ノズル詰まり、フィラメントの削れ、温度不足、送り出しギアの不調などが考えられます。特に古いフィラメントや湿気を吸ったフィラメントはトラブルの原因になりやすいです。

対処法

ノズル温度を少し上げて、手動でフィラメントを押し出してみます。それでも出ない場合はノズル掃除が必要です。フィラメントが途中で削れている場合は、一度抜いて先端を切り直します。送り出しギアにカスが溜まっていないかも見ておきましょう。

6. 底面が汚い・つぶれる

最初の層が薄くつぶれすぎたり、逆にベッドにくっつかなかったりする状態です。実は、3Dプリントで一番大事なのはこの「1層目」です。

主な原因

ノズルとベッドの距離が合っていないことが多いです。近すぎるとフィラメントがつぶれ、遠すぎると定着しません。

対処法

ベッドレベリングをやり直しましょう。紙1枚が軽く引っかかるくらいの距離が目安です。オートレベリング機能がある機種でも、最初の高さ調整は重要です。1層目の速度を遅くすると、さらに安定します。

7. 造形物がスカスカになる

外側は形になっているのに、中身や壁が弱く、触ると壊れそうな状態です。

主な原因

フィラメントの押し出し量が足りていない可能性があります。温度不足、ノズル詰まり、送り出しギアの滑り、スライサー設定の壁厚不足などが原因です。

対処法

ノズル温度を少し上げ、押し出しが安定しているか確認します。壁の厚みやインフィル密度も見直しましょう。

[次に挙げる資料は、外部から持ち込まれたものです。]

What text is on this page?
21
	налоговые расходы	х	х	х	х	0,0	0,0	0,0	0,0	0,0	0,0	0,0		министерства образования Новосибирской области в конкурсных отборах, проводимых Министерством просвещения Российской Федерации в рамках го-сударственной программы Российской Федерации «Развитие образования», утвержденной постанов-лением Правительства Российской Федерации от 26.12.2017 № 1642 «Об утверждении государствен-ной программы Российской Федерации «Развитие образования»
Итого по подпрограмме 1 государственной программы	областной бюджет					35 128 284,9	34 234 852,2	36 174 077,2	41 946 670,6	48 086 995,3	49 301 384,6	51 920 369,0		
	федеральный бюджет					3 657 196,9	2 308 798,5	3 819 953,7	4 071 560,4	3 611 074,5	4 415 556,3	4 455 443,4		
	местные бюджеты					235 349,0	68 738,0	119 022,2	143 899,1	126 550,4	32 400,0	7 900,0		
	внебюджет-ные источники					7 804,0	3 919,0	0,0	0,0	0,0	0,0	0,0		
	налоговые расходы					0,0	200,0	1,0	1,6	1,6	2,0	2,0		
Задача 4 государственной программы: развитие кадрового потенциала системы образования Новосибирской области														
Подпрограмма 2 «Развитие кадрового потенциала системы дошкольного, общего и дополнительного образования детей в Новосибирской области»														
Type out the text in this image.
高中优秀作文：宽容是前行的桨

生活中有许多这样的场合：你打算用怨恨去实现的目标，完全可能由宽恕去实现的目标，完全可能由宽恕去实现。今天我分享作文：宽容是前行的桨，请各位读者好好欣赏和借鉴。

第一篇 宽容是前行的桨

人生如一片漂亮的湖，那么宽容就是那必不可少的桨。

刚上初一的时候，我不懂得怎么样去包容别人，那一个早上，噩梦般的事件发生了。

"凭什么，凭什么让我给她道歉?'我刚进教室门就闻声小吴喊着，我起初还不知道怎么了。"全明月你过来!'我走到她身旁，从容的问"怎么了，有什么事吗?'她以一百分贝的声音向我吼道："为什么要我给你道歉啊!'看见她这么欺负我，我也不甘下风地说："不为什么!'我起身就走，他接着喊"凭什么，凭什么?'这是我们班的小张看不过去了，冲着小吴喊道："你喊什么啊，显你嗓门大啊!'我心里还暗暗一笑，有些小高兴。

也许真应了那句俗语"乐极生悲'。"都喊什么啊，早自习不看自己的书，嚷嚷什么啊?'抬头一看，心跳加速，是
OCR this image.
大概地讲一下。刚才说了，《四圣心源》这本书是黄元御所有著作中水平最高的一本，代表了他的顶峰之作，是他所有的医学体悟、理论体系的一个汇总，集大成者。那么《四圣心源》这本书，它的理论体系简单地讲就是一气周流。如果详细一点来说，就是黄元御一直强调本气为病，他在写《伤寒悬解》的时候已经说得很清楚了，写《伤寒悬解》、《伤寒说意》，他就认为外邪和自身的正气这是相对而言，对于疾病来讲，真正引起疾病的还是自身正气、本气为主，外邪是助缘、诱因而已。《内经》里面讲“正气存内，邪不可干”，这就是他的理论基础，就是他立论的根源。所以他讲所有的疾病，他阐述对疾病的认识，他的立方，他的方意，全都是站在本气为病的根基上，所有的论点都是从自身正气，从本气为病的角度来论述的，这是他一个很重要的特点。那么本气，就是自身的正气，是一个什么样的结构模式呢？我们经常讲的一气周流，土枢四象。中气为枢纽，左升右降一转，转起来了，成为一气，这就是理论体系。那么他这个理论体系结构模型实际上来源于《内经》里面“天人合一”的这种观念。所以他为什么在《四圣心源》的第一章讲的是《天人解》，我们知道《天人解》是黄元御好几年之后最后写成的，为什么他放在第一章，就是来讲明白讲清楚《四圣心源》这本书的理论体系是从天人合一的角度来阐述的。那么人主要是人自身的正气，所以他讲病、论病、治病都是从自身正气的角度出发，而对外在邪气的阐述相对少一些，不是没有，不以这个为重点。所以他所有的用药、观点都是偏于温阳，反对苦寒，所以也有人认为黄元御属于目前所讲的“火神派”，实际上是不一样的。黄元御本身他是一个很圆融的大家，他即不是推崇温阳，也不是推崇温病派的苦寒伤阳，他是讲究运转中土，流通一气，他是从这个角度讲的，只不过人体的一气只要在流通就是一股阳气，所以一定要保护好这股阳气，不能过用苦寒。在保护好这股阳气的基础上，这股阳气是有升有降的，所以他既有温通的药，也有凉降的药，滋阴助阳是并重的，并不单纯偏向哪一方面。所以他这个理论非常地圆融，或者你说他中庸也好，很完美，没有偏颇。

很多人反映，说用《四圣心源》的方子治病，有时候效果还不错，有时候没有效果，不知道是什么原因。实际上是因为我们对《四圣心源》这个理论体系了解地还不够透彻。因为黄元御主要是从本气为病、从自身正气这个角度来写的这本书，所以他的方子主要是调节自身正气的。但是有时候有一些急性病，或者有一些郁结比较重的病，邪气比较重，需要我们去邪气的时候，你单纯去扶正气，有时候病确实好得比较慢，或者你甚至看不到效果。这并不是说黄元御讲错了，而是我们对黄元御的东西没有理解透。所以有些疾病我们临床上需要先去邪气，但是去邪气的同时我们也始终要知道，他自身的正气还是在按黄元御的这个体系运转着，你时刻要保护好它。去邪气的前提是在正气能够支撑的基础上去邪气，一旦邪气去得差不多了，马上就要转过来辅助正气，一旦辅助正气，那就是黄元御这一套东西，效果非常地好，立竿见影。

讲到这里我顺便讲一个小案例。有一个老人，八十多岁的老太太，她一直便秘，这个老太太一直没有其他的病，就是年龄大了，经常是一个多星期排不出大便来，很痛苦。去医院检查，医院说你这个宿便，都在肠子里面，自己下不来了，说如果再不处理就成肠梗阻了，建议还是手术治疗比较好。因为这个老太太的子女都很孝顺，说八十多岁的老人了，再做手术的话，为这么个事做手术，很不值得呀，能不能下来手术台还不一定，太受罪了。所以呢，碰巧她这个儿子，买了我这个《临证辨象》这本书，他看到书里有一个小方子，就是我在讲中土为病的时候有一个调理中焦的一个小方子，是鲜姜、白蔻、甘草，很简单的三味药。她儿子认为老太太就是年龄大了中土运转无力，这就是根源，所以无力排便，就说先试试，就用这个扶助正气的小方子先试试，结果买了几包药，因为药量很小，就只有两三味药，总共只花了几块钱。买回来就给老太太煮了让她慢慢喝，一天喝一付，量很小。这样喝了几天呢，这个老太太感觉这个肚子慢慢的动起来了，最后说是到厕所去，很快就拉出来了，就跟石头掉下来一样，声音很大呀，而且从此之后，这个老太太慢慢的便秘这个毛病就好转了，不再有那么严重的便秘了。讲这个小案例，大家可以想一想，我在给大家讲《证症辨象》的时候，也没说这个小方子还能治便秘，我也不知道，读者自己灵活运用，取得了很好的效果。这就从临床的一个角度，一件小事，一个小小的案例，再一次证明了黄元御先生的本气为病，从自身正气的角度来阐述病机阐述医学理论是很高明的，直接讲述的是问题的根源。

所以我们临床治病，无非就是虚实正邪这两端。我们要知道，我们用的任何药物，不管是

強度が必要なパーツなら、壁を2〜3層以上、インフィルを20〜40%程度にすると安心です。

まず試すべき基本チェック

トラブルが起きたら、いきなり難しい設定を触るより、次の順番で確認するのがおすすめです。

  1. ベッドがきれいか
  2. ノズルとベッドの距離は合っているか
  3. 温度はフィラメントに合っているか
  4. 速度が速すぎないか
  5. フィラメントが湿気っていないか
  6. ノズルが詰まっていないか

この6つだけでも、初心者が出会う不具合のかなり多くは解決できます。

まとめ

3Dプリンターの不具合は、最初は難しく見えます。
でも実際は、「材料がちゃんと出ているか」「ちゃんとくっついているか」「冷え方が安定しているか」を見れば、原因はだいたい絞れます。

失敗した造形物は、ただのゴミではありません。
次にきれいに出すためのヒントです。

まずは温度を5度ずつ変える。速度を少し落とす。ベッドをきれいにする。
この小さな調整だけで、造形の仕上がりはかなり変わります。